Les restrictions libanaises imposées aux Palestiniens qui rendent la vie si difficile à Abu Rudeinah signifiaient également que Kanaan ne pourrait jamais revenir chercher sa fille Maymana.

Au lieu de cela, elle a passé 22 ans à chercher en vain, demandant des parents et des voisins au Liban pour essayer de joindre sa fille.

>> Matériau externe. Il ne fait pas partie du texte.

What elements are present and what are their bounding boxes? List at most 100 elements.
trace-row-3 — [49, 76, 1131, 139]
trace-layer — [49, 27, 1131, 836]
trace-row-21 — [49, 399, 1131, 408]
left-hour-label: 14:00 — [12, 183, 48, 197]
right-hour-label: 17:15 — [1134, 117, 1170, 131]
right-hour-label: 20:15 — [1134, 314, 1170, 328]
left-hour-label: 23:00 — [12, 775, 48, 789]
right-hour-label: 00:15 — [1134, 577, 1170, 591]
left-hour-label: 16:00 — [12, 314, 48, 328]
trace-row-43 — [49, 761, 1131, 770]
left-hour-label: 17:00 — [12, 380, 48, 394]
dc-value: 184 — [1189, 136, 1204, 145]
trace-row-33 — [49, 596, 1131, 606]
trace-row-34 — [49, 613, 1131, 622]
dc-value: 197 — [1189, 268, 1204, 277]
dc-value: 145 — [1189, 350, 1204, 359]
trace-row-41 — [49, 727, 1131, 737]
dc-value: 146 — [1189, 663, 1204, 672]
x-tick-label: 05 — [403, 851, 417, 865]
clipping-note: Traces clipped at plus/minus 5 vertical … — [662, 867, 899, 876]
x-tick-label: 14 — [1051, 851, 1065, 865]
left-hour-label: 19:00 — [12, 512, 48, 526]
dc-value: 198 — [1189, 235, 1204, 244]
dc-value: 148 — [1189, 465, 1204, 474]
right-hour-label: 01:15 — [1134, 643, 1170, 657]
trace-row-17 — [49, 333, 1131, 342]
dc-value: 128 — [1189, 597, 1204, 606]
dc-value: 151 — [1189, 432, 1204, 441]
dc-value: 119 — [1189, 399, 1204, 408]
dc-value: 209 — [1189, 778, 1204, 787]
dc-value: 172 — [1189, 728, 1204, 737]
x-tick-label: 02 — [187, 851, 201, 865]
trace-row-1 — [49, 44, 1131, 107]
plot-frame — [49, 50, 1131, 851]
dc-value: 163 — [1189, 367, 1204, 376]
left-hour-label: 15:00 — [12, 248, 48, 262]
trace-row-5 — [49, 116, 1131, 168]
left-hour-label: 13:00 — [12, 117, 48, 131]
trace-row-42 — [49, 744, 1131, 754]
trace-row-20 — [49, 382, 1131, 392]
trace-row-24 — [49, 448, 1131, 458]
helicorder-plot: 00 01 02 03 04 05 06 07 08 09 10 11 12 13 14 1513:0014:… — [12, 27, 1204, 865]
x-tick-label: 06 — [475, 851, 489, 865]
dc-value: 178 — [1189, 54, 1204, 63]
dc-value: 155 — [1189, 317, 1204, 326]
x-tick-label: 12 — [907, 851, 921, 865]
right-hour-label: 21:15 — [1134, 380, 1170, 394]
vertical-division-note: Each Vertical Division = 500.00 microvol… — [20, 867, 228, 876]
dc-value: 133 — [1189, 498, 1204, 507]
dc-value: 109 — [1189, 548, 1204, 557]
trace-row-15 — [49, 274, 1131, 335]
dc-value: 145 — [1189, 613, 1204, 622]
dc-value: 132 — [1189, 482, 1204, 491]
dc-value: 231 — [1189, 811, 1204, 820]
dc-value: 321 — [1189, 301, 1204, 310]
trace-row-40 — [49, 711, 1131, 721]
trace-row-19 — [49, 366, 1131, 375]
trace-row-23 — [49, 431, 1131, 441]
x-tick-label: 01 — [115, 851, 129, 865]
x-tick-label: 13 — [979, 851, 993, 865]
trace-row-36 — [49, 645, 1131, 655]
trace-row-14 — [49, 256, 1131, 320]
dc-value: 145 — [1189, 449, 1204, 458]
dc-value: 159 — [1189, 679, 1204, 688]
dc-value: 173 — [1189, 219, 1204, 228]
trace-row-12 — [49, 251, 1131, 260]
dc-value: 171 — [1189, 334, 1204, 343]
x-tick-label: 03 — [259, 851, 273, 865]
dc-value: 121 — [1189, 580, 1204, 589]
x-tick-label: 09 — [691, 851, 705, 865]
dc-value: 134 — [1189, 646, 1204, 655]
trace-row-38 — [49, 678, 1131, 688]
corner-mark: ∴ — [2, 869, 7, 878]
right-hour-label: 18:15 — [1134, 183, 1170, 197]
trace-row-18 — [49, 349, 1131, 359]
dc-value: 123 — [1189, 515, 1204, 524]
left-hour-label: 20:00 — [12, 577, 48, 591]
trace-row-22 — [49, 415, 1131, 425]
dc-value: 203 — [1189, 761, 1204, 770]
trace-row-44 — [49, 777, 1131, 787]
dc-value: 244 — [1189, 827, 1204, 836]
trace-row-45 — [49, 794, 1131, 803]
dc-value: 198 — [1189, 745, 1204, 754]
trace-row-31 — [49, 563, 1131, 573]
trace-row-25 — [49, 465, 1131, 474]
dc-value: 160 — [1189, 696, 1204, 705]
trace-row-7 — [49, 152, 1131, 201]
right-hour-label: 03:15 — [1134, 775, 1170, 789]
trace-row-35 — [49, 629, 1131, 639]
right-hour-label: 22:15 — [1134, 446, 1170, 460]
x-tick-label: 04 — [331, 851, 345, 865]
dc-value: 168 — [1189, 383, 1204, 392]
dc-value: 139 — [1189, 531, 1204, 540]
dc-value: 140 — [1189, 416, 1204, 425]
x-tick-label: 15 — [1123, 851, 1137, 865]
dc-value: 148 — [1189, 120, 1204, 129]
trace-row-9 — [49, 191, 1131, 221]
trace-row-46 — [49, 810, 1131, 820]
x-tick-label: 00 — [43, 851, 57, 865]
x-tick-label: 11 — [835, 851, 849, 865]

Finalement, elle a réussi à trouver un lien avec sa vie au Liban. Un numéro pour une tante perdue depuis longtemps.

« J’ai rassemblé mes forces et j’ai appelé. Ma cousine a répondu. Je lui ai posé une question : Maymana est-elle vivante ou non ? Elle a dit oui, elle va bien.

“J’ai commencé à crier de joie et à pleurer.”

Deux ans plus tard, en 2006, Kanaan a rencontré sa fille Maymana en personne, lorsque Abu Dhabi TV a organisé une rencontre entre les deux Direct à la télévision.

« Ce fut une journée mémorable. Je n’arrivais pas à croire que ma fille était devenue une si belle jeune femme après que je l’ai quittée toute petite. Je l’ai embrassée dans une longue étreinte qui a fait pleurer tout le monde dans le studio.

Sabra Chatila Gaza
Rehab Kanaan a rencontré sa fille Maymana à la télévision en 2006 après 24 ans de séparation [Abdelhakim Abu Riash/Al Jazeera]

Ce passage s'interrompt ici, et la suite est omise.